The language industry blog Slator reported the other day that WhatsApp faces a potential € 250,000 fine for failing to translate the applications’ terms and conditions of use from English into German so local users could comprehend them.
Proceedings were brought before Berlin’s Kammergericht court by a local consumer organisation (VZBZ) because key terms and conditions of use of the application and the privacy policy had not been translated into German and had been left in English.
While WhatsApp content is available in German, the consumer organisation which launched the case complained that the terms and conditions contained “technical legal language”, meaning it was mostly incomprehensible to German users of the app.
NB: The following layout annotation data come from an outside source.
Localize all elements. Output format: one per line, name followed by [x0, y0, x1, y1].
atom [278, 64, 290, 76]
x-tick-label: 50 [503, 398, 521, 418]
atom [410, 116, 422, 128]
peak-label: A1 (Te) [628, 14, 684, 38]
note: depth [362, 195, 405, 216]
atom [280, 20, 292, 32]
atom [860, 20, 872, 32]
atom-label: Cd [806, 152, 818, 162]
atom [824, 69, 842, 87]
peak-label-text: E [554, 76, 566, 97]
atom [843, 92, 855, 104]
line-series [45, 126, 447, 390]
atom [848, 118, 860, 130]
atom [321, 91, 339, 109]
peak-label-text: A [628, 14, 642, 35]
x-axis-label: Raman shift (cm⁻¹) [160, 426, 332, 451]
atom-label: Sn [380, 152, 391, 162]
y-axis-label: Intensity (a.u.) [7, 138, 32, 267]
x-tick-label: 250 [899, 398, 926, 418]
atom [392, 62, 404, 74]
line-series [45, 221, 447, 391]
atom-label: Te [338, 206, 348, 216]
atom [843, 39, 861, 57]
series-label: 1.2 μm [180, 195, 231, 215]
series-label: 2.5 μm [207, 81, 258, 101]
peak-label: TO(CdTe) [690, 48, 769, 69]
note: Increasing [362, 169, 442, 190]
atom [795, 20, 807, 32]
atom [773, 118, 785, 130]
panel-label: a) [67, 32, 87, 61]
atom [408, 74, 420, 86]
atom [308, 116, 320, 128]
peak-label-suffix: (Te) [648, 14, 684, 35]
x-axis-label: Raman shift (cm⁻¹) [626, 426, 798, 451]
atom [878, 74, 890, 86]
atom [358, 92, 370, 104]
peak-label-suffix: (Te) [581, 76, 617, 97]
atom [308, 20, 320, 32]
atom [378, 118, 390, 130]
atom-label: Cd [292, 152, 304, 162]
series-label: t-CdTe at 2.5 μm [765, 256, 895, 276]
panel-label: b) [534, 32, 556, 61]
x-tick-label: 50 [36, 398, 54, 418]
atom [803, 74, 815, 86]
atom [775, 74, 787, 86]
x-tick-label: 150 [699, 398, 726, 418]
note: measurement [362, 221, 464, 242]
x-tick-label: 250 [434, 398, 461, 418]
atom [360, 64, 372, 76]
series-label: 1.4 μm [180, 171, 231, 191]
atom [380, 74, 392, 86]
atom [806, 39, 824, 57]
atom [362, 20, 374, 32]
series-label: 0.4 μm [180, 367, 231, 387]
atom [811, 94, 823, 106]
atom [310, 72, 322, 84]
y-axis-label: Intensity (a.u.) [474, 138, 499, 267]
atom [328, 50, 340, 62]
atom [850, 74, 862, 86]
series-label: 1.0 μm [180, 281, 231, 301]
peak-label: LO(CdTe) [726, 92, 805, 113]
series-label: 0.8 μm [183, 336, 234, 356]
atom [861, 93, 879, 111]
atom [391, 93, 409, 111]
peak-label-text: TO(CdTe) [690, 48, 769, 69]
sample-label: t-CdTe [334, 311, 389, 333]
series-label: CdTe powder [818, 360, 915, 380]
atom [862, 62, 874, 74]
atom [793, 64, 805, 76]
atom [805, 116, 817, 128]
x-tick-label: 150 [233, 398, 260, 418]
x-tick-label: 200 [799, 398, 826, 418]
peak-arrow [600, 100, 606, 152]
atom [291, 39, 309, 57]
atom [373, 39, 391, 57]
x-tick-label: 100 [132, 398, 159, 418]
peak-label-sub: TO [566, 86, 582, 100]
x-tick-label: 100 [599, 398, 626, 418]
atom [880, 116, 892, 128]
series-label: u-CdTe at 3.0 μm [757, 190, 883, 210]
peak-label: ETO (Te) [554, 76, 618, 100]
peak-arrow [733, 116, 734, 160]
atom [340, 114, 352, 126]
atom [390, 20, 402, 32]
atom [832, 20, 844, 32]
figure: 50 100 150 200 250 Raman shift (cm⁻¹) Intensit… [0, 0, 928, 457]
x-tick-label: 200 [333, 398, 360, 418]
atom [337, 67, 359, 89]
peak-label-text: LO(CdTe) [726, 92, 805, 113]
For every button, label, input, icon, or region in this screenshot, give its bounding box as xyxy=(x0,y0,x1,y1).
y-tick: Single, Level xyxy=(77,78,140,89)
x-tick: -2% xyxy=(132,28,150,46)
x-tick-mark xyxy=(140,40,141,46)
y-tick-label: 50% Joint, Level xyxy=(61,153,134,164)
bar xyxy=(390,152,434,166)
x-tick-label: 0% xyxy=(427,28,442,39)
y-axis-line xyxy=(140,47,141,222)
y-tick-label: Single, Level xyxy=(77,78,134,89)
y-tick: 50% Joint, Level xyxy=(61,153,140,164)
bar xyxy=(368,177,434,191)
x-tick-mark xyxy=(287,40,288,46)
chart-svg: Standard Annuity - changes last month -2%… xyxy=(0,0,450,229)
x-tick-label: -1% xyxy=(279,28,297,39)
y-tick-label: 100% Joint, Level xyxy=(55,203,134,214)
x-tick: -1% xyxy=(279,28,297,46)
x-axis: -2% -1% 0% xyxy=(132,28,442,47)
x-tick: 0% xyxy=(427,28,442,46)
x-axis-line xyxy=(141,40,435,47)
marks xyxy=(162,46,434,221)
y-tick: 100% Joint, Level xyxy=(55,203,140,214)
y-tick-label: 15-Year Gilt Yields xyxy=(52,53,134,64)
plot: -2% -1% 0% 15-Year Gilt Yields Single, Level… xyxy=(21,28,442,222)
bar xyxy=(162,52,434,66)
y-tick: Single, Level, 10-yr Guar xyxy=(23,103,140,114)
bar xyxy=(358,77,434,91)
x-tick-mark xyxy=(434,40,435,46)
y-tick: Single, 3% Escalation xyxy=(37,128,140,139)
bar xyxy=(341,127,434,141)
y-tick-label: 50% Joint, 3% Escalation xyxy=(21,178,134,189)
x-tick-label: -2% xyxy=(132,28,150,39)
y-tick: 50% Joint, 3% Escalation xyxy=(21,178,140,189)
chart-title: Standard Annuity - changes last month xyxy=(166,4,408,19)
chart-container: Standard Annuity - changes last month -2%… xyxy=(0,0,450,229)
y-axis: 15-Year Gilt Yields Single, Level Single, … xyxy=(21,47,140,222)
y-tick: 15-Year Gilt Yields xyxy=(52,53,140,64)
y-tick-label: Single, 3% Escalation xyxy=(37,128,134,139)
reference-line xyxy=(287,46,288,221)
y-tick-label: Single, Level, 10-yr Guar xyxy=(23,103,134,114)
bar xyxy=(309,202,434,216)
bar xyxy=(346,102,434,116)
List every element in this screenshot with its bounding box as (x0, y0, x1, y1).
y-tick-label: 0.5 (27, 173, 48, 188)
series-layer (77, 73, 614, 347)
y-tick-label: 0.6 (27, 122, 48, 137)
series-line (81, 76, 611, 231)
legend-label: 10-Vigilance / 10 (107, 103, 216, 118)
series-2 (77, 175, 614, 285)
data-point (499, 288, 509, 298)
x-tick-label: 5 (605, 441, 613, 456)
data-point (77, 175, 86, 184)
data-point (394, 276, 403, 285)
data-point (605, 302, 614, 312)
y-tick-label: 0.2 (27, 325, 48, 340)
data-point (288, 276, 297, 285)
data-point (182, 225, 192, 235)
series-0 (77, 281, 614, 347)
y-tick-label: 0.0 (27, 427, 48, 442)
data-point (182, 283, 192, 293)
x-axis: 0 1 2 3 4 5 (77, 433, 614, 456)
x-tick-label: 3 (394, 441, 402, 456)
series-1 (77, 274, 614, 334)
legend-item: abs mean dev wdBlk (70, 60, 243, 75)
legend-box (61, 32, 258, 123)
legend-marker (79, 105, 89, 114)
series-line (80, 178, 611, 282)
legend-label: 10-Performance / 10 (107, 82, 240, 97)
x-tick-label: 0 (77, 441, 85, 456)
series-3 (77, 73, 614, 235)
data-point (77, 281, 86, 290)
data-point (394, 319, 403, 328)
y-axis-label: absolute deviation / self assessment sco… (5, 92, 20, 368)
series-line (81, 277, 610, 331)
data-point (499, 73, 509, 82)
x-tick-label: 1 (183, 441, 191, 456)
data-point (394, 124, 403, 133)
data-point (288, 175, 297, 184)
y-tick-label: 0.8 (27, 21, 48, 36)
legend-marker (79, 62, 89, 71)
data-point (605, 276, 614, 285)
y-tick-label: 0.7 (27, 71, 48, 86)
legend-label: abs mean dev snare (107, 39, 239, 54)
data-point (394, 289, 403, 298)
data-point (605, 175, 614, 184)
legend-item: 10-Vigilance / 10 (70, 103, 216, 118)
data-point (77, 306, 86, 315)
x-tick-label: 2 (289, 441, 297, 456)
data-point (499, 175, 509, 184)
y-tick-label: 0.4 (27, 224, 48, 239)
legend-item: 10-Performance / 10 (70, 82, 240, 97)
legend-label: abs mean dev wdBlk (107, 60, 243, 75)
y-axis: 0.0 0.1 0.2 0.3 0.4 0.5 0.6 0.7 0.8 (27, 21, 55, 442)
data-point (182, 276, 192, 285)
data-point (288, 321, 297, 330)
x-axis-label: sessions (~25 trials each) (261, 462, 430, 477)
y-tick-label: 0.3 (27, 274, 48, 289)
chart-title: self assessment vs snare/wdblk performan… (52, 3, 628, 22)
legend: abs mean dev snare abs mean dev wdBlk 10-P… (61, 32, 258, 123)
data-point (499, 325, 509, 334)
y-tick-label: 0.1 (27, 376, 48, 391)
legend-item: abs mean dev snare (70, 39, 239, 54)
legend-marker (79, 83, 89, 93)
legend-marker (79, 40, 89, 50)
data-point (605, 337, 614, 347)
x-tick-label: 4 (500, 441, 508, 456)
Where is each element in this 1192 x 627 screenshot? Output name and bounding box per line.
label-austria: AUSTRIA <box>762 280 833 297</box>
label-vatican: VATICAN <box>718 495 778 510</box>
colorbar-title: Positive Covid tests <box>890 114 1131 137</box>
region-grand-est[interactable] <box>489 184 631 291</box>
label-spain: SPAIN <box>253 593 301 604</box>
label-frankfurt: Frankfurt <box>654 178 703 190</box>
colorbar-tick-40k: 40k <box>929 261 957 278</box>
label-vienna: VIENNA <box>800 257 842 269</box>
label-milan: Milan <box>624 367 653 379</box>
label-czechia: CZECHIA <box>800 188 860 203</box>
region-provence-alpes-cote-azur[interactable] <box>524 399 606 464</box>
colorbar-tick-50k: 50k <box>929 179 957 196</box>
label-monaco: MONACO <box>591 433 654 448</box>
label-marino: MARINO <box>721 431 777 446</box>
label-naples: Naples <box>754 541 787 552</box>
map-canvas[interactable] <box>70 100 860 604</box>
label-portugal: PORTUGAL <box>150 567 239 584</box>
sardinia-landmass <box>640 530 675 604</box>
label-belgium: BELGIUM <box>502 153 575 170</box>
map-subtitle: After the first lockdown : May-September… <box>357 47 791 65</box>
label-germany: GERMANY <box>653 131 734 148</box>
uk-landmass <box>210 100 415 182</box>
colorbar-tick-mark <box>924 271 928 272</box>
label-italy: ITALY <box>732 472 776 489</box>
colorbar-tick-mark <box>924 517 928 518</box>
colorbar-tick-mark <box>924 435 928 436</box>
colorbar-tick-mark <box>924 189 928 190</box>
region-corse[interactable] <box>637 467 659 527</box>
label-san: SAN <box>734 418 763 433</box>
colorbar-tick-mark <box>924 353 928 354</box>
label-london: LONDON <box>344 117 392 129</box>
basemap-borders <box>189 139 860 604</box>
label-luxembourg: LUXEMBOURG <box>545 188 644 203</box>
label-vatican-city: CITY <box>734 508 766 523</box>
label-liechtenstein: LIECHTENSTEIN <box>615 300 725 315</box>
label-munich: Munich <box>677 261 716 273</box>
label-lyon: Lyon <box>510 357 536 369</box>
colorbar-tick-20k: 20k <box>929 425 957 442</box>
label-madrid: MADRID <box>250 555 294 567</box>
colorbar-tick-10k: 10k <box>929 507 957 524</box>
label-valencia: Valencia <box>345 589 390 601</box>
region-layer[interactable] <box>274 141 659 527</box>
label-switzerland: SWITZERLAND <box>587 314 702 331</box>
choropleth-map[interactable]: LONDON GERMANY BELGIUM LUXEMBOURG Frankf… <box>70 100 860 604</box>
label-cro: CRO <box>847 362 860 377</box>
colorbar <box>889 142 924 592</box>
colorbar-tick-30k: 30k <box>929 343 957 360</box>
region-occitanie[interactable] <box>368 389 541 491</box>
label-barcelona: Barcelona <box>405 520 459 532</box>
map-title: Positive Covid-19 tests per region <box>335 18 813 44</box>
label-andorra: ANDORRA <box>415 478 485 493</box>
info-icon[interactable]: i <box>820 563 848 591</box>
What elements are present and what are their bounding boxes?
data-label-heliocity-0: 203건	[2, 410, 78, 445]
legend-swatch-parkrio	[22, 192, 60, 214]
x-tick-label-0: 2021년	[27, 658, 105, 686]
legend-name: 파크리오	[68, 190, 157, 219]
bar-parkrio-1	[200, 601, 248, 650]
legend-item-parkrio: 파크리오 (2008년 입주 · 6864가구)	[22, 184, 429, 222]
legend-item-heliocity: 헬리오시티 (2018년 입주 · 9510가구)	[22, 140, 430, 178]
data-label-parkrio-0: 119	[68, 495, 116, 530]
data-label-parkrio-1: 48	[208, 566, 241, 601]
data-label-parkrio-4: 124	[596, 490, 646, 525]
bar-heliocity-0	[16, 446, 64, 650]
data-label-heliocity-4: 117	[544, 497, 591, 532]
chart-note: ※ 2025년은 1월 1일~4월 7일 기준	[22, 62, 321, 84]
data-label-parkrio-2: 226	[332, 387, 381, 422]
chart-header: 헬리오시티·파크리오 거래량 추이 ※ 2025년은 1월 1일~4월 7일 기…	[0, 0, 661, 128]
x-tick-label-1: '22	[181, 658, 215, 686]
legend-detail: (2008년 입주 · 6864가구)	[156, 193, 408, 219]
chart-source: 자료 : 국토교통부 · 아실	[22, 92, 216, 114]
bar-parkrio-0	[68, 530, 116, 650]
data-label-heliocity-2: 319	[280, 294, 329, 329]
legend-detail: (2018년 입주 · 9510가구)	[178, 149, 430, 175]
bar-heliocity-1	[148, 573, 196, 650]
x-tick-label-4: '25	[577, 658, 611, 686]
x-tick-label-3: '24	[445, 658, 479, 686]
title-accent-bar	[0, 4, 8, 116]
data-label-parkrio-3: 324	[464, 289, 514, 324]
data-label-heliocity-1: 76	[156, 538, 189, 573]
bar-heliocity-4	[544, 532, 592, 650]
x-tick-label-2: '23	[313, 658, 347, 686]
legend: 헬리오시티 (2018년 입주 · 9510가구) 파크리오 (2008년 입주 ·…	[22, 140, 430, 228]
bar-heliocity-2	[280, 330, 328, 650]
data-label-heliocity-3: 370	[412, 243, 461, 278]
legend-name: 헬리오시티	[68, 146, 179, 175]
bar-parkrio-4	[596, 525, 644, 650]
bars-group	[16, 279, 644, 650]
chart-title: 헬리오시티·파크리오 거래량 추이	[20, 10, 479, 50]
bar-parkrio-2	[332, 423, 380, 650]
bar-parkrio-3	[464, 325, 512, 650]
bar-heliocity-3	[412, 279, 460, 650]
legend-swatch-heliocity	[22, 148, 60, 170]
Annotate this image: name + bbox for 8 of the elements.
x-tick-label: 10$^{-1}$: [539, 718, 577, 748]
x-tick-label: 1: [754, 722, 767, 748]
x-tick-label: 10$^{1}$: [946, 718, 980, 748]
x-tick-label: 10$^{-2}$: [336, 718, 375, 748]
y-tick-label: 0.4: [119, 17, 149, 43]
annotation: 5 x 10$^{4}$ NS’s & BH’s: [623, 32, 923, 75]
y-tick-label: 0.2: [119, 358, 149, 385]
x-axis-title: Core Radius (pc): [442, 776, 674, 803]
Berlin’s Kammergericht court acknowledged that many Germans are capable of getting by in everyday English but that legal English is not something they are familiar with. The VZBV’s press release on the ruling states that “The court noted that no customer should have to face ‘an extensive, complex set of rules with a very large number of clauses’ in a foreign language,” thereby highlighting the importance of translating key legal terms when localising apps for other markets.
VZBZ’s press release also points out that “in the absence of a German translation, all the clauses lack transparency and are therefore legally void”.
The cost of legal translations is often minimal compared to the costs that can be payable in the event of litigation or administrative proceedings. Slator points out that WhatsApp would have paid around € 1,500 to get the documentation translated before publishing the content, but the cost could now be a € 250,000 administrative fine.